The molecular docking analysis was performed using the CDOCKER program of Accelrys DS version 2.5 [46]. The co-crystal structures of compound 33 and the PARP1 catalytic domain (PDB ID: 4HHY) were retrieved from RCSB and the binding site of the co-crystal ligand was defined. The protein preparation tool was applied and water was removed from the crystal. The CFF force field was applied to the protein. The lowest energy ring conformation was kept for each compound. We docked compound 33 and compound 5s (Figure 7) towards the catalytical domain of PARP1 using a docking protocol of the CDOCKER program. A cut-off based on the docking score of reference PARP-1 inhibitors was used, and ligands with the highest score were subjected to visualization using Accelrys graphic interface.

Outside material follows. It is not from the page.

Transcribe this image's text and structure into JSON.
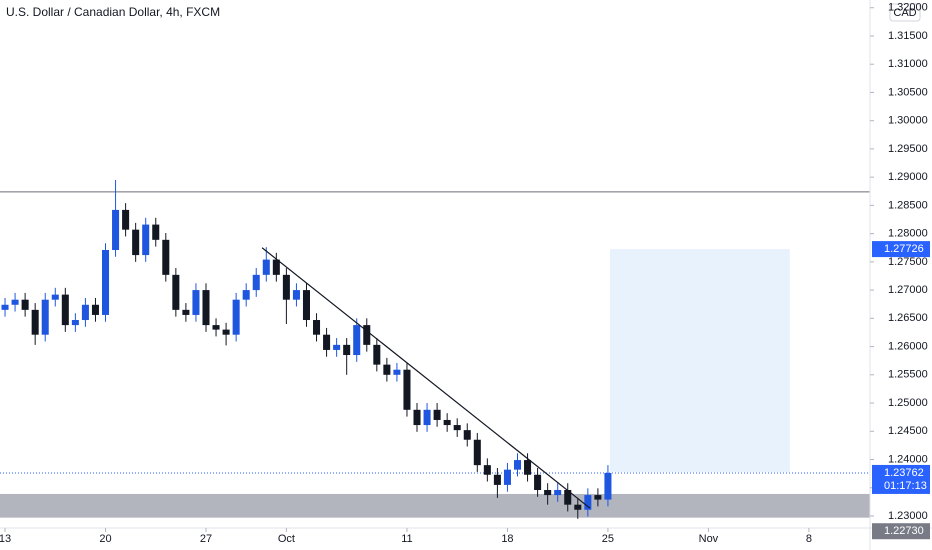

3.35. Statistical Analysis

Data were expressed as mean ± SD and statistical analysis was performed using unpaired Student’s t-test. A p-value of less than 0.05 was considered statistically significant. The graphical presentations were prepared using GraphPad Prism 5 (GraphPad Software, Inc., San Diego, CA, USA). p < 0.05 was considered statistically significant, * p < 0.05; ** p < 0.005.

4. Conclusions

In conclusion, newer and diverse structure added-oxadiazoles were designed and synthesized, leading to the identification of structures that produce loss of cell viability in breast cancer cells. Furthermore, the tested oxadiazoles showed dose-dependent inhibition of the catalytic activity of PARP-1 in a cell-free system. Additionally, functional studies of the tested compounds revealed that they may be an initial structure in the drug-development process, wherein inhibition of PARP-1 activity is desirable.

Supplementary Materials

The following are available online, ¹H NMR, ¹³C-NMR, mass spectra of synthesized molecules and their IC50 values determined against human breast cancer cells.

Author Contributions

Conceptualization, D.V., S.R., P.E.L., J.-R.Y. and B.B.; methodology, D.V., S.S.G., D.D. and B.B.; data curation, S.R. and V.P.; validation, V.P.; formal analysis, S.R., V.P., J.-R.Y., B.B. and P.E.L.; software, resources, investigation, visualization, supervision, project administration, funding acquisition, writing, P.E.L. and B.B. All authors have read and agreed to the published version of the manuscript.

Funding

This work was supported by the Council of Scientific and Industrial Research, DBT-NER, and the Vision Group on Science and Technology (CESEM), Government of Karnataka. This work was also supported by the Shenzhen Key Laboratory of Innovative Oncotherapeutics (ZDSYS20200820165400003) (Shenzhen Science and Technology Innovation Commission), China; the Shenzhen Development and Reform Commission Subject Construction Project ([2017]1434), China; the Overseas Research Cooperation Project (HW2020008) (Tsinghua Shenzhen International Graduate School), China; the Tsinghua University Stable Funding Key Project (WDZC20200821150704001); the Shenzhen Bay Laboratory (21310031), China; and the TBSI Faculty Start-up Funds, China. D.V. and S.S.G. thank the DST PhD Fellowship from KSTePS, Karnataka, and the University of Mysore, for providing the SC/ST fellowship, respectively.

Institutional Review Board Statement

Not applicable.

Informed Consent Statement

Not applicable.

Data Availability Statement

Not applicable.

Conflicts of Interest

The authors declare no conflict of interest.

Sample Availability

The reported PARP inhibitors are available from Dr. Basappa Lab.